Are you kidding? If you like a good love story, you should hear Monica talk about her three sons. She calls David, Roy and Nathan between 10-10:30 each night to wish them sweet dreams and to tell them how much she loves them. And Nathan calls her twice a day, just to make sure she's doing OK.

She wasn't doing OK the day she decided to drive to a mall to buy a Bears jersey. Monica was in a manic phase at the time. A shipment of pricey No. 31 authentic Vasher jerseys had arrived, and her mind kept telling her she had to have one of those orange jerseys right now, as if everyone in Texarkana was already there. So she drove to the mall, parked as close to the store as possible, bought the jersey, but couldn't reach the exit before she began sweating and fidgeting. She was having an anxiety attack.

By pure chance, a friend saw her and helped Monica back to the car and home. "I was blessed that day to have someone there who knew me," she says.

Monica has more friends than she realizes. A day or two after the Bears were eliminated from the playoffs last season, Monica's phone rang.
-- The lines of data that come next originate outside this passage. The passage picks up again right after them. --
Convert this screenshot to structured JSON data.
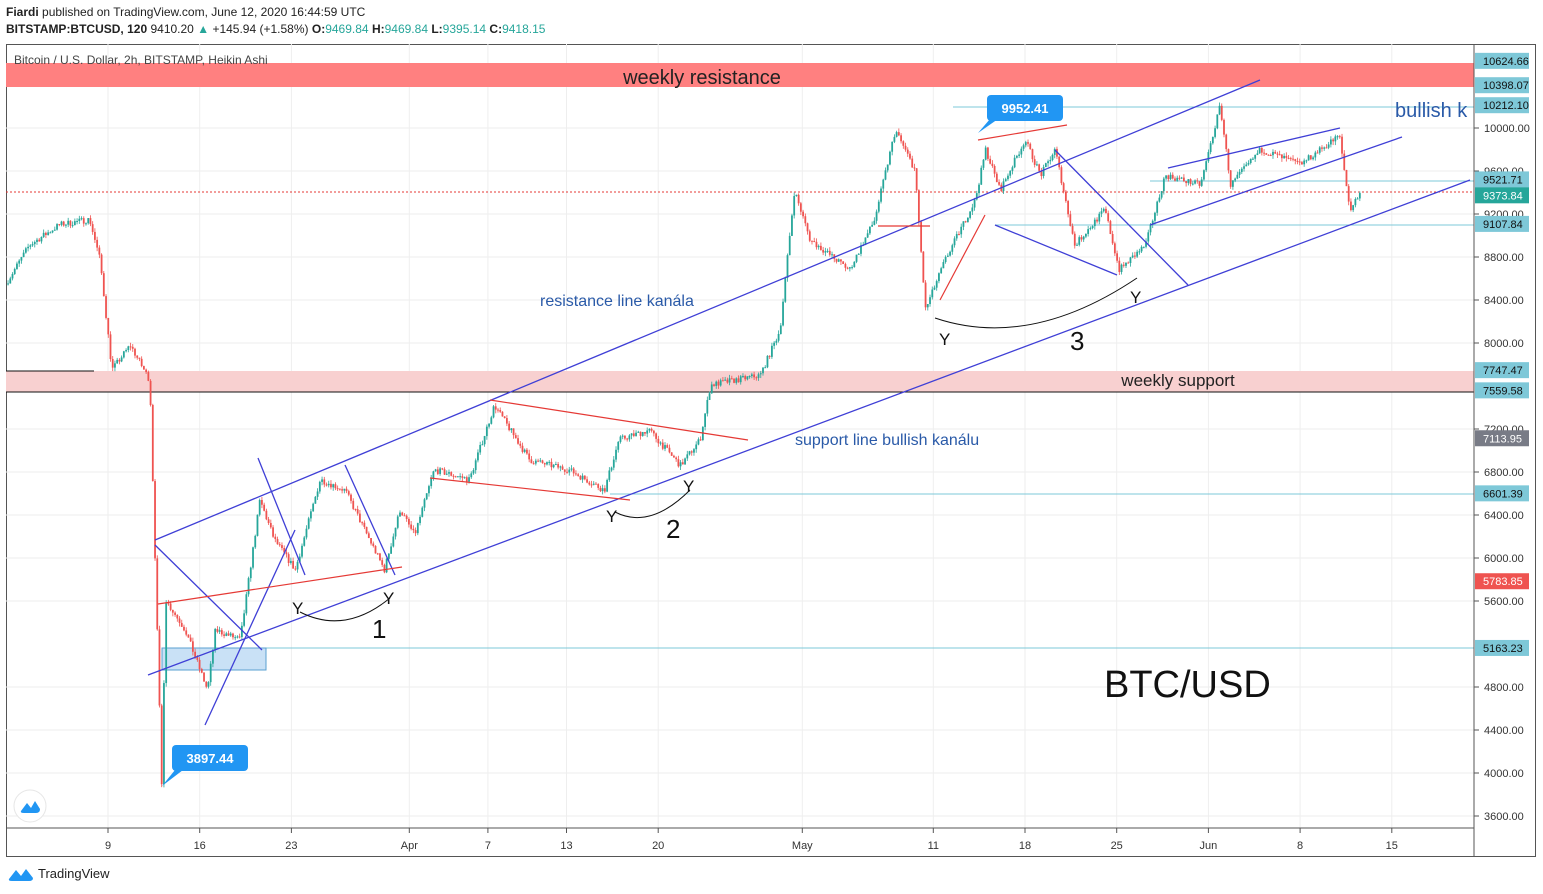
{
  "header": {
    "author": "Fiardi",
    "published": "published on TradingView.com, June 12, 2020 16:44:59 UTC",
    "symbol": "BITSTAMP:BTCUSD, 120",
    "last": "9410.20",
    "change": "+145.94 (+1.58%)",
    "o_label": "O:",
    "o": "9469.84",
    "h_label": "H:",
    "h": "9469.84",
    "l_label": "L:",
    "l": "9395.14",
    "c_label": "C:",
    "c": "9418.15"
  },
  "legend": "Bitcoin / U.S. Dollar, 2h, BITSTAMP, Heikin Ashi",
  "footer": {
    "brand": "TradingView"
  },
  "annotations": {
    "weekly_resistance": "weekly resistance",
    "weekly_support": "weekly support",
    "resistance_line": "resistance line kanála",
    "support_line": "support line bullish kanálu",
    "bullish": "bullish k",
    "title_big": "BTC/USD",
    "callout_high": "9952.41",
    "callout_low": "3897.44",
    "y_label": "Y",
    "n1": "1",
    "n2": "2",
    "n3": "3"
  },
  "colors": {
    "up": "#26a69a",
    "down": "#ef5350",
    "drawing_blue": "#3f3fd6",
    "drawing_red": "#e53935",
    "level": "#7ec8d8",
    "resistance_band": "#ff8080",
    "support_band": "#f8d0d0"
  },
  "chart_data": {
    "type": "candlestick",
    "title": "Bitcoin / U.S. Dollar, 2h, BITSTAMP, Heikin Ashi",
    "x_unit": "days from Mar 9, 2020",
    "x_ticks": [
      {
        "day": 0,
        "label": "9"
      },
      {
        "day": 7,
        "label": "16"
      },
      {
        "day": 14,
        "label": "23"
      },
      {
        "day": 23,
        "label": "Apr"
      },
      {
        "day": 29,
        "label": "7"
      },
      {
        "day": 35,
        "label": "13"
      },
      {
        "day": 42,
        "label": "20"
      },
      {
        "day": 53,
        "label": "May"
      },
      {
        "day": 63,
        "label": "11"
      },
      {
        "day": 70,
        "label": "18"
      },
      {
        "day": 77,
        "label": "25"
      },
      {
        "day": 84,
        "label": "Jun"
      },
      {
        "day": 91,
        "label": "8"
      },
      {
        "day": 98,
        "label": "15"
      }
    ],
    "y_ticks": [
      "10000.00",
      "9600.00",
      "9200.00",
      "8800.00",
      "8400.00",
      "8000.00",
      "7200.00",
      "6800.00",
      "6400.00",
      "6000.00",
      "5600.00",
      "4800.00",
      "4400.00",
      "4000.00",
      "3600.00"
    ],
    "y_tick_values": [
      10000,
      9600,
      9200,
      8800,
      8400,
      8000,
      7200,
      6800,
      6400,
      6000,
      5600,
      4800,
      4400,
      4000,
      3600
    ],
    "ylim": [
      3450,
      10850
    ],
    "price_path": [
      [
        -7.8,
        8550
      ],
      [
        -6,
        8910
      ],
      [
        -3.7,
        9100
      ],
      [
        -1.4,
        9150
      ],
      [
        -0.6,
        8770
      ],
      [
        0.3,
        7750
      ],
      [
        1.7,
        7980
      ],
      [
        3.2,
        7650
      ],
      [
        3.6,
        5980
      ],
      [
        4.1,
        3890
      ],
      [
        4.4,
        5610
      ],
      [
        5.9,
        5330
      ],
      [
        7.6,
        4770
      ],
      [
        8.2,
        5330
      ],
      [
        10.1,
        5240
      ],
      [
        11.6,
        6540
      ],
      [
        12.7,
        6170
      ],
      [
        14.3,
        5890
      ],
      [
        16.2,
        6730
      ],
      [
        18.1,
        6630
      ],
      [
        21.1,
        5890
      ],
      [
        22.3,
        6450
      ],
      [
        23.4,
        6210
      ],
      [
        24.9,
        6820
      ],
      [
        27.6,
        6730
      ],
      [
        29.5,
        7420
      ],
      [
        32.2,
        6910
      ],
      [
        35.2,
        6820
      ],
      [
        37.9,
        6630
      ],
      [
        39,
        7100
      ],
      [
        41.3,
        7190
      ],
      [
        43.7,
        6860
      ],
      [
        45.2,
        7100
      ],
      [
        46,
        7610
      ],
      [
        49.8,
        7700
      ],
      [
        51.3,
        8120
      ],
      [
        52.4,
        9420
      ],
      [
        53.6,
        8960
      ],
      [
        56.6,
        8680
      ],
      [
        58.5,
        9140
      ],
      [
        60.1,
        9980
      ],
      [
        61.6,
        9610
      ],
      [
        62.4,
        8310
      ],
      [
        63.9,
        8770
      ],
      [
        66.2,
        9330
      ],
      [
        67,
        9800
      ],
      [
        68.1,
        9420
      ],
      [
        70,
        9890
      ],
      [
        71.2,
        9560
      ],
      [
        72.3,
        9800
      ],
      [
        73.8,
        8910
      ],
      [
        76.1,
        9240
      ],
      [
        77.2,
        8680
      ],
      [
        79.2,
        8910
      ],
      [
        80.7,
        9560
      ],
      [
        83.4,
        9470
      ],
      [
        84.9,
        10210
      ],
      [
        85.7,
        9470
      ],
      [
        88,
        9800
      ],
      [
        91,
        9660
      ],
      [
        94,
        9930
      ],
      [
        94.8,
        9240
      ],
      [
        95.7,
        9420
      ]
    ],
    "price_labels": [
      {
        "value": "10624.66",
        "kind": "level"
      },
      {
        "value": "10398.07",
        "kind": "level"
      },
      {
        "value": "10212.10",
        "kind": "level"
      },
      {
        "value": "9521.71",
        "kind": "level"
      },
      {
        "value": "9373.84",
        "kind": "last"
      },
      {
        "value": "9107.84",
        "kind": "level"
      },
      {
        "value": "7747.47",
        "kind": "level"
      },
      {
        "value": "7559.58",
        "kind": "level"
      },
      {
        "value": "7113.95",
        "kind": "gray"
      },
      {
        "value": "6601.39",
        "kind": "level"
      },
      {
        "value": "5783.85",
        "kind": "red"
      },
      {
        "value": "5163.23",
        "kind": "level"
      }
    ]
  }
}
It was a Chicago-area number on the caller ID, but it wasn't Nathan's number.

"Hello?" said Monica.

"Mrs. Vasher?"

"Lovie?" she said. "Coach Lovie Smith?"

"Yes," he said.

"Well," she said nervously, "Nathan's not here."

Smith laughed softly. "I know where Nate is," he said in his Texas drawl. "I just called to see how you were doing."
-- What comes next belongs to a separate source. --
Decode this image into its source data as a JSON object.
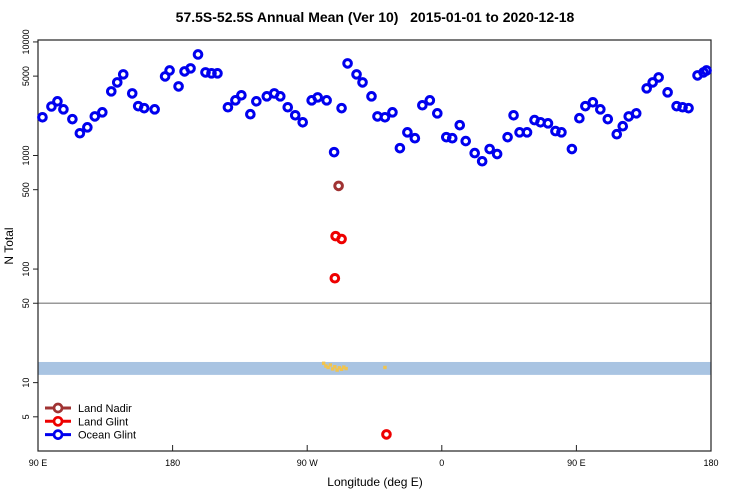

So Nathan's boss and Nathan's mother talked for about 10 minutes. They talked mostly about her, and a little about the Bears, about Nathan, and about humble beginnings. "We're just two Texas boys trying to make it in Chicago," said Smith of himself and Nathan.
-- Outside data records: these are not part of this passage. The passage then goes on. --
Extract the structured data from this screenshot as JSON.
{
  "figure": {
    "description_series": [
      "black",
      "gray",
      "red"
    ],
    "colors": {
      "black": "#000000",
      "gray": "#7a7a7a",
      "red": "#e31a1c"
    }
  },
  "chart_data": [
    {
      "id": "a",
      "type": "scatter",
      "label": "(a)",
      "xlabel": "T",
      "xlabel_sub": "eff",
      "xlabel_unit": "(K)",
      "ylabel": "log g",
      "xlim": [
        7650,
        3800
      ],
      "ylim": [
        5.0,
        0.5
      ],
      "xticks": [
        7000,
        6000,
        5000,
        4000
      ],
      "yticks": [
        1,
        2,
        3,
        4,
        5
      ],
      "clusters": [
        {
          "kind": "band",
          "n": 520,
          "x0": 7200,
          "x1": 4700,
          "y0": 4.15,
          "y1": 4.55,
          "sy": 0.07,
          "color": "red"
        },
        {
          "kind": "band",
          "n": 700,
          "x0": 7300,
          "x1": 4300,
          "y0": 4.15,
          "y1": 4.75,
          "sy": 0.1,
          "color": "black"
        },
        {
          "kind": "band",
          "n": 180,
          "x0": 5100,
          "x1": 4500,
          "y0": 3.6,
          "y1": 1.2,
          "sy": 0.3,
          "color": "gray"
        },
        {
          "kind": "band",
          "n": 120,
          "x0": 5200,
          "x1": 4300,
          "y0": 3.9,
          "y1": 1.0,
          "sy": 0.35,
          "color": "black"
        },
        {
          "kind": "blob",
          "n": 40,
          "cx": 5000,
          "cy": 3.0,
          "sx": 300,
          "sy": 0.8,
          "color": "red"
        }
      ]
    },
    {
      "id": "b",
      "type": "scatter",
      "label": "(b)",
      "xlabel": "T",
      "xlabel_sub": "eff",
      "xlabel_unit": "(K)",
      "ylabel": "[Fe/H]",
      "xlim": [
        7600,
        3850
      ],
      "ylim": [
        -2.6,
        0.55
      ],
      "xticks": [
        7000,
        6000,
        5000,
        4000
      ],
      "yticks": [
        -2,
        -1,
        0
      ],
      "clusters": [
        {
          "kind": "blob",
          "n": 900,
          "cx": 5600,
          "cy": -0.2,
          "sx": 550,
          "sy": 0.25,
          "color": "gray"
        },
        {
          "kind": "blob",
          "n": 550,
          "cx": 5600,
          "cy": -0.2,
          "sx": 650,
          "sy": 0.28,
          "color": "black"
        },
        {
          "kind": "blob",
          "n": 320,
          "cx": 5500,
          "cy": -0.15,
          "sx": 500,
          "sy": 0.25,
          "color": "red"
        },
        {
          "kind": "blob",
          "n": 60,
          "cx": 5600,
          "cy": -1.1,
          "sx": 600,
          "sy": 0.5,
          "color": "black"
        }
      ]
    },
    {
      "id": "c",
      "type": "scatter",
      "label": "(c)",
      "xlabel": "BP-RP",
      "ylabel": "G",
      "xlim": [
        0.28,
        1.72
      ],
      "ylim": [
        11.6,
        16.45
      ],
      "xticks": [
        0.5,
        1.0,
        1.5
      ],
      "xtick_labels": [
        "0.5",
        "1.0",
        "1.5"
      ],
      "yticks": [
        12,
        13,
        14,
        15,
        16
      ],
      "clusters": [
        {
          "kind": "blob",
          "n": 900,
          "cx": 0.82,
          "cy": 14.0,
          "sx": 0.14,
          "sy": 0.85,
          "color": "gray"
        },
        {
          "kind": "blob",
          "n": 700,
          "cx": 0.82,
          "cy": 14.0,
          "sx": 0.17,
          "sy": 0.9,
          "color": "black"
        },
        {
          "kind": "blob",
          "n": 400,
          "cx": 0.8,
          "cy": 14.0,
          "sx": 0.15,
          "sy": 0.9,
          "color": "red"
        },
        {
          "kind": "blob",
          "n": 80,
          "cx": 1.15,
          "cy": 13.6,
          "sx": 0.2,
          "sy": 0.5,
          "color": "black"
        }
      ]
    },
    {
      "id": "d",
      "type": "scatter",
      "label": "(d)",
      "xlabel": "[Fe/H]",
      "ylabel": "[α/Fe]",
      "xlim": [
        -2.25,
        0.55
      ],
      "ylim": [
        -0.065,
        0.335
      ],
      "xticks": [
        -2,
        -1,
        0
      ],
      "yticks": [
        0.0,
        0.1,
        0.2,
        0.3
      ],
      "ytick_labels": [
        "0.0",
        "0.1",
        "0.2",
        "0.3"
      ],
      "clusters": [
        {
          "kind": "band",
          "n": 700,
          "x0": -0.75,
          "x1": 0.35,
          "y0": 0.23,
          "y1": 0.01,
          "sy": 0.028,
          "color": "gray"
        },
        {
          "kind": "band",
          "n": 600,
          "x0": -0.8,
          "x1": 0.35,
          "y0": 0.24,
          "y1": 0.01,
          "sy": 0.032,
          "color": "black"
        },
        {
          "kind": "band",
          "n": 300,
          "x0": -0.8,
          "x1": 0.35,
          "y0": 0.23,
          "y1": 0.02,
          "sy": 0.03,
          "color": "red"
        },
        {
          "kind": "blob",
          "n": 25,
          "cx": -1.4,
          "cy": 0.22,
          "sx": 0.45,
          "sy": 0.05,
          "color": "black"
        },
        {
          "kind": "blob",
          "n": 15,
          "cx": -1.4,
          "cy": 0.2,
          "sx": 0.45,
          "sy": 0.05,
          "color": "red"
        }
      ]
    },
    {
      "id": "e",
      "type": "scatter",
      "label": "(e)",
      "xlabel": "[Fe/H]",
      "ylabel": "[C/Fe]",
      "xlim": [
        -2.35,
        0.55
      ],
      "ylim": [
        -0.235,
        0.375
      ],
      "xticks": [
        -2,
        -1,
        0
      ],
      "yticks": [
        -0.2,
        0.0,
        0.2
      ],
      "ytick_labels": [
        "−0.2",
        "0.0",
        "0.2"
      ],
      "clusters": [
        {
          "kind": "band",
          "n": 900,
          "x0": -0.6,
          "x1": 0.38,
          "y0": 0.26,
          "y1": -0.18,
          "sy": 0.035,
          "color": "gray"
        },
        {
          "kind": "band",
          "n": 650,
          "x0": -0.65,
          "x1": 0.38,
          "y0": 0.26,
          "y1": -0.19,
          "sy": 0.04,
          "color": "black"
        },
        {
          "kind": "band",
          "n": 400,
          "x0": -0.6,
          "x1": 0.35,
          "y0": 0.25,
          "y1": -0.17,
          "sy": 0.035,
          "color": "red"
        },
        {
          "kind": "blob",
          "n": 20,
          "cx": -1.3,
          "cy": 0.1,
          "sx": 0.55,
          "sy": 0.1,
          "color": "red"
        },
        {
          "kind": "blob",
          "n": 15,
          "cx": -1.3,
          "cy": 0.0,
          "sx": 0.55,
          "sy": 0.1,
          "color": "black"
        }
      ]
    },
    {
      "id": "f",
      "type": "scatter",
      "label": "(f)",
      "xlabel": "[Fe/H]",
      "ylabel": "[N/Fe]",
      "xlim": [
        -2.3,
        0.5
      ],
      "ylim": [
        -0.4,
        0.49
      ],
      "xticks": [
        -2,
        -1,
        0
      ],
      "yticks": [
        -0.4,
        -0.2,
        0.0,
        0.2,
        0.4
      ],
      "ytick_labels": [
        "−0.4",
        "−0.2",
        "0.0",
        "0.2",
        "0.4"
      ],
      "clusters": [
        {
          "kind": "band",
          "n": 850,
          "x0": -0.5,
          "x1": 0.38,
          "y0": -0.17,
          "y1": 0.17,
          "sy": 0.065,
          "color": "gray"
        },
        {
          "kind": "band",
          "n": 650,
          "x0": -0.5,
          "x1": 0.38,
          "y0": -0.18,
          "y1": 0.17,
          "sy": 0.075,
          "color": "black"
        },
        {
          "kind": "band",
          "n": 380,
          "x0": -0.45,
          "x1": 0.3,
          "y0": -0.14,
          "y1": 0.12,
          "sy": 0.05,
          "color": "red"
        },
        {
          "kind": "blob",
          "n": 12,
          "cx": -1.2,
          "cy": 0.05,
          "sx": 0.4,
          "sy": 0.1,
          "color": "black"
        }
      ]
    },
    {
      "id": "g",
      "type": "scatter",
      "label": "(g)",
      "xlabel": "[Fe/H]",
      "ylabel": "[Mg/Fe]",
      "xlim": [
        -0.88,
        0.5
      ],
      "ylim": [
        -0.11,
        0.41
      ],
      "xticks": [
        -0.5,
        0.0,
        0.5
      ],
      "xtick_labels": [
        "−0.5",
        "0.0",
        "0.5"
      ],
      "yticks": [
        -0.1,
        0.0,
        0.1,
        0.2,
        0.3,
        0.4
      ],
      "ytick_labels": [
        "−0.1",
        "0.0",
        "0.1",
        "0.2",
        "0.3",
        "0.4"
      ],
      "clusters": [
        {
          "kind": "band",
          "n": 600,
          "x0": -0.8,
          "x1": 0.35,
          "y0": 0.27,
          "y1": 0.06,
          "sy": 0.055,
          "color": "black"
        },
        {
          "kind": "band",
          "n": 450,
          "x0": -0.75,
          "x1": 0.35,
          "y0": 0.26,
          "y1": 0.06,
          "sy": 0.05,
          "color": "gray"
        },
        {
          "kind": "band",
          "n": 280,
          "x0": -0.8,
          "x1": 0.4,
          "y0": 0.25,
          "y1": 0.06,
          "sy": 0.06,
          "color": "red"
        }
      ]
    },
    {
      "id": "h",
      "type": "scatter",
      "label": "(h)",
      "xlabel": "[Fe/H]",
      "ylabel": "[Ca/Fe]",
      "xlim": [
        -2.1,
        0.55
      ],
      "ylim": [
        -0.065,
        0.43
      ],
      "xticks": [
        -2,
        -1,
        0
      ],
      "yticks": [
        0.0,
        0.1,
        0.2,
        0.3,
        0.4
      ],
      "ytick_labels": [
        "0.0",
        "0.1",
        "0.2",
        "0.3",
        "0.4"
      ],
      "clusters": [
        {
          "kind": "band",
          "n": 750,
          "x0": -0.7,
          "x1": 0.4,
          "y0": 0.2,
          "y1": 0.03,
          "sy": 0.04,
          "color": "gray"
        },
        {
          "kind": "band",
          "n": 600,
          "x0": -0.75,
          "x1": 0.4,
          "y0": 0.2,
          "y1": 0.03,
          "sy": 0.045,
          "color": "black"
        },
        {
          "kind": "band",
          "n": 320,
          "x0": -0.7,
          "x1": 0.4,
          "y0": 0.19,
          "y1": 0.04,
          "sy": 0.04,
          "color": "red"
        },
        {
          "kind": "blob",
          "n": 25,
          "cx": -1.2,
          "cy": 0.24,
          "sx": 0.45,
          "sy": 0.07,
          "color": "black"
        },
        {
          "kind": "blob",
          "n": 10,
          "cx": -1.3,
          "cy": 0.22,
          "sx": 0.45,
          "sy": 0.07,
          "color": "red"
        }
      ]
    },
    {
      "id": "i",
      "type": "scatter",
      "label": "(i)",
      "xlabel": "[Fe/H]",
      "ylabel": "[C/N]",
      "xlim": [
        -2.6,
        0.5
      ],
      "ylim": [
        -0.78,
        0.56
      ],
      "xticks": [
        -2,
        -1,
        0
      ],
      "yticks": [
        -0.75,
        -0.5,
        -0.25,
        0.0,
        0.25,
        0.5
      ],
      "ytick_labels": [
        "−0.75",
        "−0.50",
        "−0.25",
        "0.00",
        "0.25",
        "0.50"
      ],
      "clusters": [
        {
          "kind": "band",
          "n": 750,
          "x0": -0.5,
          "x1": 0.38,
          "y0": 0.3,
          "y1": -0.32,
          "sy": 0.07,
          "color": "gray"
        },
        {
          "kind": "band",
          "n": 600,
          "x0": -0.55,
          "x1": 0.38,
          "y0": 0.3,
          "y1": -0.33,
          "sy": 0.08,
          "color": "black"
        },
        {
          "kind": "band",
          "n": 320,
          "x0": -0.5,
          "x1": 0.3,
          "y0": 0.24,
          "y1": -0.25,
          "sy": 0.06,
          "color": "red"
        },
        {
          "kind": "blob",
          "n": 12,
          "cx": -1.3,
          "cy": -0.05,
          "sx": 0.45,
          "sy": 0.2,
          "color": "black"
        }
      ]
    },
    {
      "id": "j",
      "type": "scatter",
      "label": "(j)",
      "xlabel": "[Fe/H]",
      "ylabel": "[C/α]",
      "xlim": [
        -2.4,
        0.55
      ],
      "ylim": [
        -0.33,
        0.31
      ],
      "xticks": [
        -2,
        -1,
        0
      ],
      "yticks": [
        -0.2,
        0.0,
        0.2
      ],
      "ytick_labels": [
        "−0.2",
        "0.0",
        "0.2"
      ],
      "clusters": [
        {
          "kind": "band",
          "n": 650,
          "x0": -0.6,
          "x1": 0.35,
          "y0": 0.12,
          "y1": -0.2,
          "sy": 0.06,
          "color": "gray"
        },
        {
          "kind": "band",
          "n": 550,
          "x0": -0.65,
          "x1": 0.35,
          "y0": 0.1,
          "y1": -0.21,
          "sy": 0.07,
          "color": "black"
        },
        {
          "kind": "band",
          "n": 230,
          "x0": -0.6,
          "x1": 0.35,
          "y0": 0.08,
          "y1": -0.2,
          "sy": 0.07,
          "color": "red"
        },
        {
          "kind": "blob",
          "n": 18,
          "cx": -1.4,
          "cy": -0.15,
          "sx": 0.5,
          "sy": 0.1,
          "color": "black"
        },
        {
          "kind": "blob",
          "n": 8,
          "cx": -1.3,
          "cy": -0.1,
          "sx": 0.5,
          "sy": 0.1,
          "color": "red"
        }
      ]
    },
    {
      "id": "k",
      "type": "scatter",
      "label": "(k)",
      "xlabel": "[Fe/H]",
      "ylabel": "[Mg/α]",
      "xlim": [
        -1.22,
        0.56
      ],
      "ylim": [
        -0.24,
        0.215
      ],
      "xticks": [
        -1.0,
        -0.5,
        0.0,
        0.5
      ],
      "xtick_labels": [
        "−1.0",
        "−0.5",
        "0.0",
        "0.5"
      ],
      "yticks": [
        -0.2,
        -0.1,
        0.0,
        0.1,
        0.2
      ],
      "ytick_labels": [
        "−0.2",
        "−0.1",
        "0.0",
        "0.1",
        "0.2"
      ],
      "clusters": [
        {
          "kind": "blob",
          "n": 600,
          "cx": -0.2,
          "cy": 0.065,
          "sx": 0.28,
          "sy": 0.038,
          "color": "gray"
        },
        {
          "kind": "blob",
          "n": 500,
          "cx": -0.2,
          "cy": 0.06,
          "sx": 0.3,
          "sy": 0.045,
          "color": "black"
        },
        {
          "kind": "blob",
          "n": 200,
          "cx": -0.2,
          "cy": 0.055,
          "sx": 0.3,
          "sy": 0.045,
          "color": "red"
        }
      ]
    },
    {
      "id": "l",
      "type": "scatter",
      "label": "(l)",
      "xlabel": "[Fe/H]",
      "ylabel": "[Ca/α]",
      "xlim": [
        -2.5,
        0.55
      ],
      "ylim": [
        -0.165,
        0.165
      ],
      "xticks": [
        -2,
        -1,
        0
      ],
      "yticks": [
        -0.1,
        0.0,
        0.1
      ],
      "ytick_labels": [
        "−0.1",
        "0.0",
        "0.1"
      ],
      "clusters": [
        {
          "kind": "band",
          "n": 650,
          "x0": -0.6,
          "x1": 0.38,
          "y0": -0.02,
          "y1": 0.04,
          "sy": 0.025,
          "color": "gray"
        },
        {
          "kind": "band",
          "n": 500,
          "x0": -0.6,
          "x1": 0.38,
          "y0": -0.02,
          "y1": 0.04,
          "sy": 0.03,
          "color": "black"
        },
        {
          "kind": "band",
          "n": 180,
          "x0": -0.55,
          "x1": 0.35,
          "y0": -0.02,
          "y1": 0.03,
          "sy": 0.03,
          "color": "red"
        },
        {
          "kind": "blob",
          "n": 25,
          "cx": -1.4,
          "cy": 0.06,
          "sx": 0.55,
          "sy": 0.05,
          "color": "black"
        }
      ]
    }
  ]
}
They made it, all right -- all the way to Super Bowl XLI. But Smith never told Nathan that he had called Monica. Instead, he patted Nathan on the back that day at Halas Hall and told him to have a good offseason. It wasn't until later that Monica told her son about the surprise conversation.

"He's a special man," says Monica of Smith. "I will never forget it."

And she definitely won't forget the recent NFC Championship victory against the New Orleans Saints. Early in the fourth quarter, Nathan intercepted a Drew Brees pass and celebrated by returning to the Bears' sideline, tugging at his jersey and telling the TV cameras, "This one's for you, momma."

Back in Texarkana, Monica wanted to smooch the screen.

"I felt like the only momma in the world that had a son going to the Super Bowl," she says.

It was Nathan and Roy who decided Monica would be more comfortable watching Sunday's game in Texarkana. Monica didn't argue. She was disappointed, but she knew it was the right decision.

Monica will sleep for the better part of 36 hours this weekend, all so she can watch her son for four hours. And if she does manage to make it to Oak Street Baptist Church for morning services, it won't be hard to pick her out of the crowd.

She'll be the one wearing the orange No. 31 jersey.

Gene Wojciechowski is the senior national columnist for ESPN.com. You can contact him at gene.wojciechowski@espn3.com.

Snyder_TigerFan
01-31-2007, 11:49 AM
Wow! Sad that the illness has taken so much from her.